Aslında bunda şaşılacak bir şey yok. AKP’nin asıl ve sonul (nihai) hedefi Türkiye’nin bir din devletine dönüştürülmesidir. Burada üzerinde düşünülmesi gereken, CHP’nin bu insanlarla nasıl bir çağdaş anayasa yapabileceğidir.

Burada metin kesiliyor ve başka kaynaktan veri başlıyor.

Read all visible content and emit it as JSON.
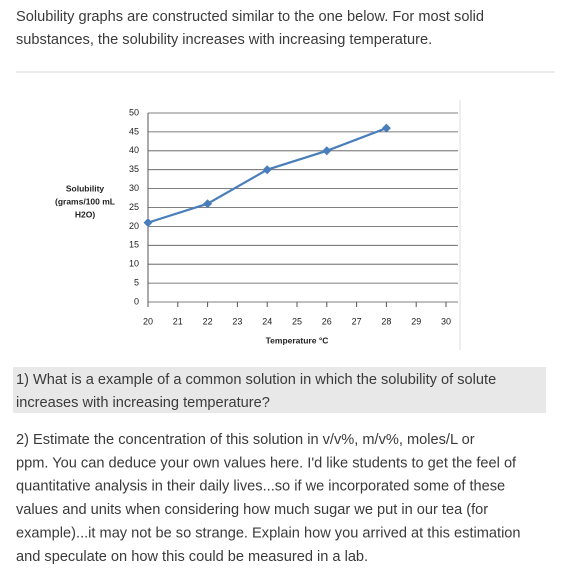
{
  "intro": {
    "lines": [
      "Solubility graphs are constructed similar to the one below.  For most solid",
      "substances, the solubility increases with increasing temperature."
    ]
  },
  "chart_data": {
    "type": "line",
    "ylabel": [
      "Solubility",
      "(grams/100 mL",
      "H2O)"
    ],
    "xlabel": "Temperature °C",
    "x": [
      20,
      22,
      24,
      26,
      28
    ],
    "values": [
      21,
      26,
      35,
      40,
      46
    ],
    "color": "#4a7ebb",
    "xlim": [
      20,
      30
    ],
    "xticks": [
      20,
      21,
      22,
      23,
      24,
      25,
      26,
      27,
      28,
      29,
      30
    ],
    "ylim": [
      0,
      50
    ],
    "yticks": [
      0,
      5,
      10,
      15,
      20,
      25,
      30,
      35,
      40,
      45,
      50
    ],
    "grid": true
  },
  "question1": {
    "lines": [
      "1) What is a example of a common solution in which the solubility of solute",
      "increases with increasing temperature?"
    ]
  },
  "question2": {
    "lines": [
      "2)  Estimate the concentration of this solution in v/v%,  m/v%,  moles/L  or",
      "ppm.  You can deduce your own values here.  I'd like students to get the feel of",
      "quantitative analysis in their daily lives...so if we incorporated some of these",
      "values and units when considering how much sugar we put in our tea (for",
      "example)...it may not be so strange.  Explain how you arrived at this estimation",
      "and speculate on how this could be measured in a lab."
    ]
  }
}
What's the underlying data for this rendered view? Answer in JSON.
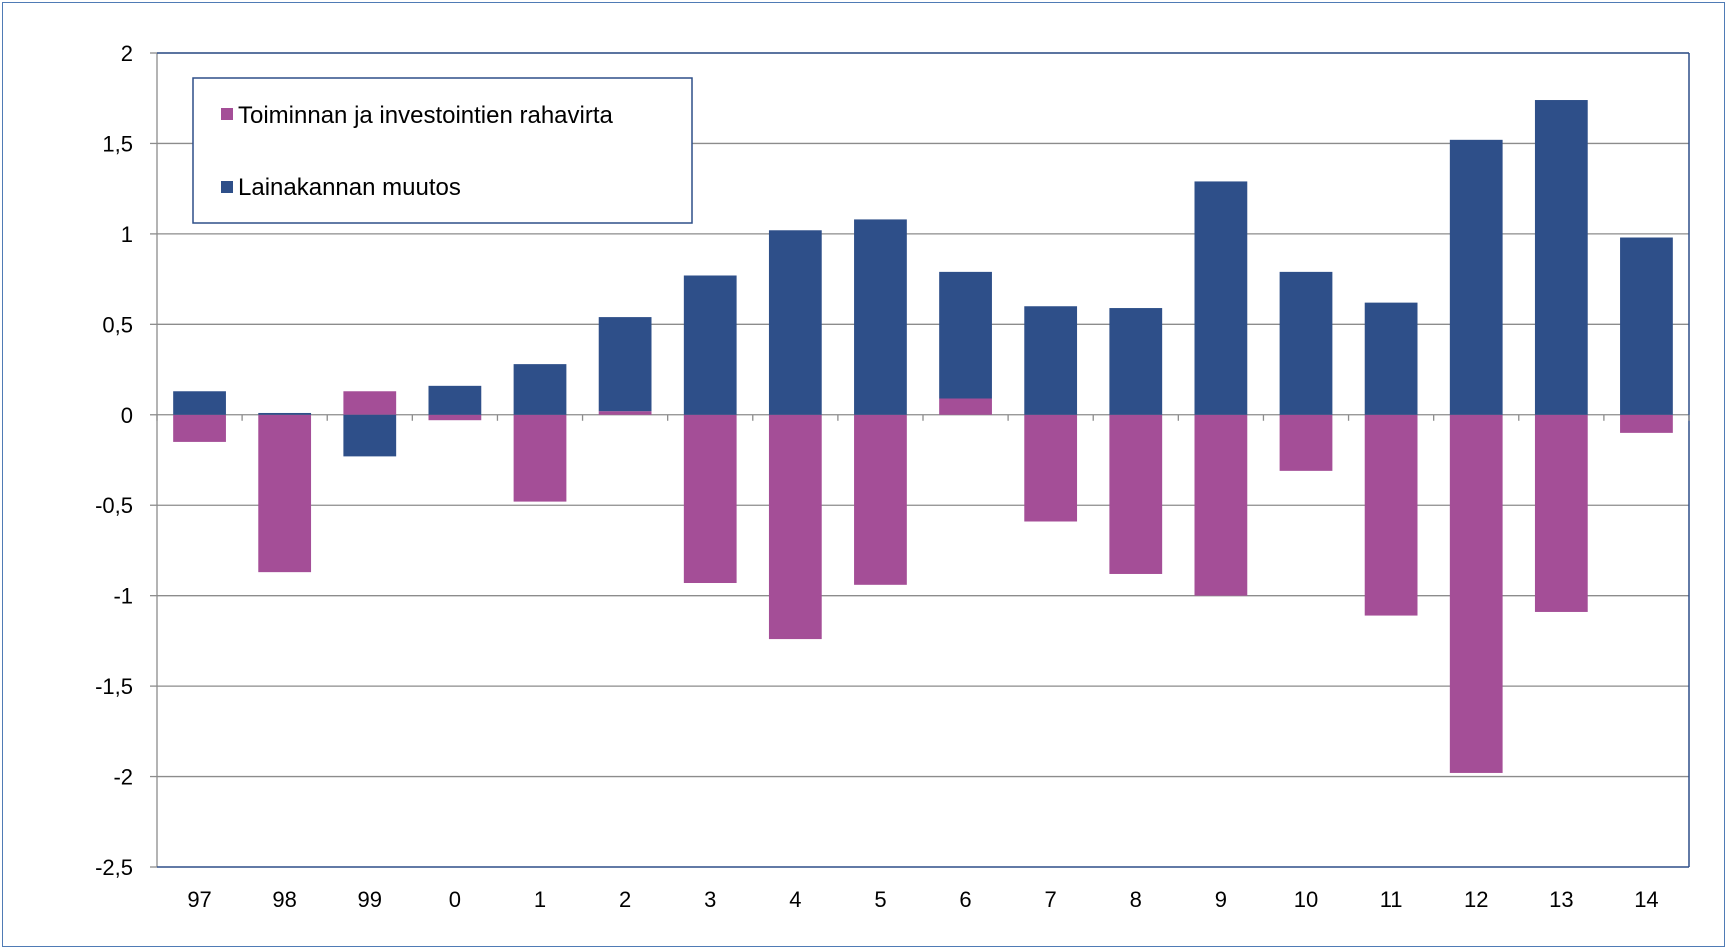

Herhalde böyle bir şey hiçbir zaman olamayacak.
***
Son haftaların en önemli bir başka olayı İzmir’de genç subaylara yönelik, birkaç ay önce başlayan, sözüm ona “casusluk operasyonu”nun yeni dalgalarla sürmekte oluşuydu.
Bu akıl almaz haberi yukarıda adlarını andığım gazetelerde “Genç Subayları Biçiyorlar, Medine Ordusu Kuruyorlar”, “Deniz Kuvvetleri Nasıl Yok Ediliyor”, “Askeri Casusluk Tertibi” vb. başlıklarıyla okumuş olmalısınız…
Bu “tertip”, kuşkusuz, “Balyoz”un devamıdır.
Beni asıl şaşırtan, böyle alçakça tertipler karşısında Genelkurmay’ın suskunluğunu nasıl sürdürmekte olduğudur..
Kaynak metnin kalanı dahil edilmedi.